この日は、頑張って、夕方6時ちょっと前まで、草を刈りました。夏場と違い、もう、5時を過ぎれば辺りは暗くなります。緑色だった草も月明かりの下では白く光るのみ。風に撫でられる草波も、目の前で刈り倒される葉もモノクロに揺れ、異世界の生き物のように不気味に見えます。
いよいよ地と草の判別がつかなくなり、この日は終了。帰り道、犬の散歩で出てきたのでしょうか。きっとご近所さんなのでしょうが、辺りが暗く顔の判別もつかない老婆から「遅くまで、大変だったねえ。ご苦労さん」と声を掛けられました。これこそ我が生まれし故郷。
草刈り2日目
翌日は朝8時頃スタートし、11時半には草刈り完了。このとおりきれいになりました。1人でやって2日間合計でおよそ8時間。こ1反弱をこのペースで仕上げるのが、果たして早いのか、遅いのか分かりませんが、まあまあ予定通りこなせました。(午後にはまた別の場所で2時間、草刈りをしました)
本当はこの数日後、枯れた草を燃やしてしまうとよいのですが、近くに住宅が迫っているので、そう簡単にはできません。野焼きは地球環境にもよろしくないということで、自治体からは原則禁止のお達しが出ています。しかし、これを放っておくとこの隙間から草が伸び、次回の刈り取りの際、枯れた草が歯に絡まって、作業の少なからぬ負担になるのです。
ならば草が生えるままに放っておけばよい、とお考えになる方がいらっしゃるかもしれません。そらよりも本当はそうしたいのですが、事はそう簡単にはいきません。草を刈っているから、表向き農地として認められているのであり、荒らしておけば雑種地として評価され、固定資産税が跳ね上がってしまうのです。

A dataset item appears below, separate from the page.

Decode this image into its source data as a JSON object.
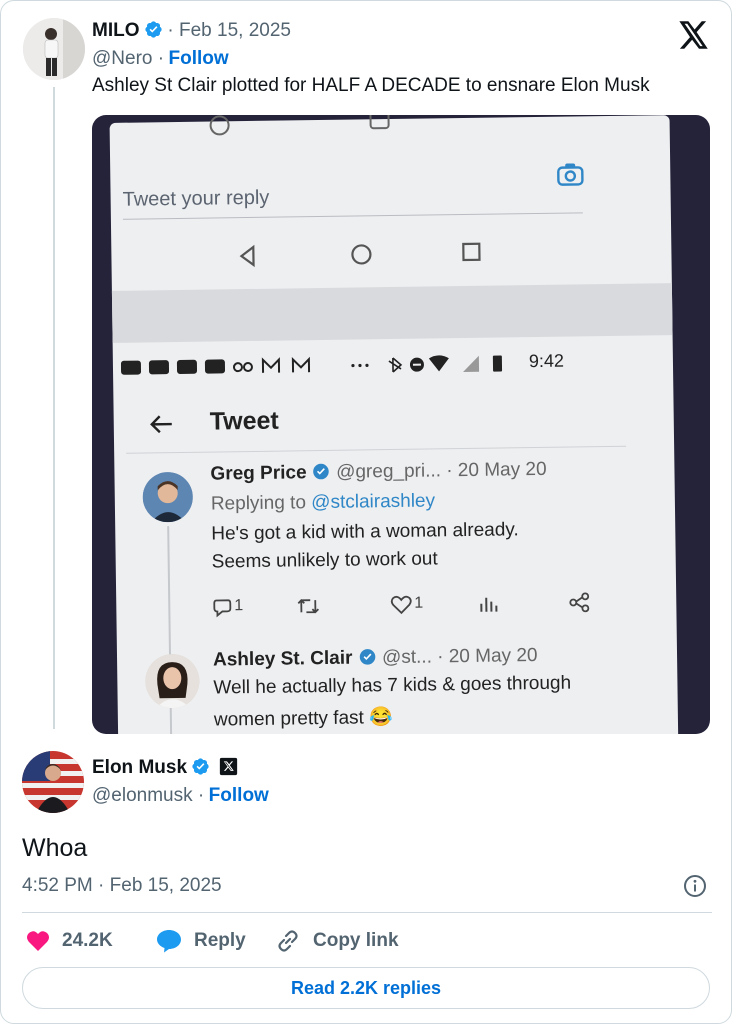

道路に面しているの評価ランクも相対的に高く、そうなったら目も当てられません。しかも枯草に火が付き、近隣の住宅に燃え移ったりすれば過失物。農業のできない者が相続する農地とは何か。根の深い問題がこの狭い土地にも横たわっています。
田の中ほどに生えた桑の木に赤く色づいたカラスウリが揺れていました。畦道側には祖父か、その前の代の人が植えたであろう親木があります。小さな木陰が作られ、農作業の合間に父たちがその下でお茶をしていたものでした。この木は、親木の実を小鳥が食べ、その種が、ここに根付いたのか、あるいは地下茎がここまで伸びたのか、刈り取らずにおいたらここまで太く育ちました。
緑を乱暴に刈り取るウォーターシップダウンの悪者の、せめてもの罪滅ぼしかな、なんて思っています。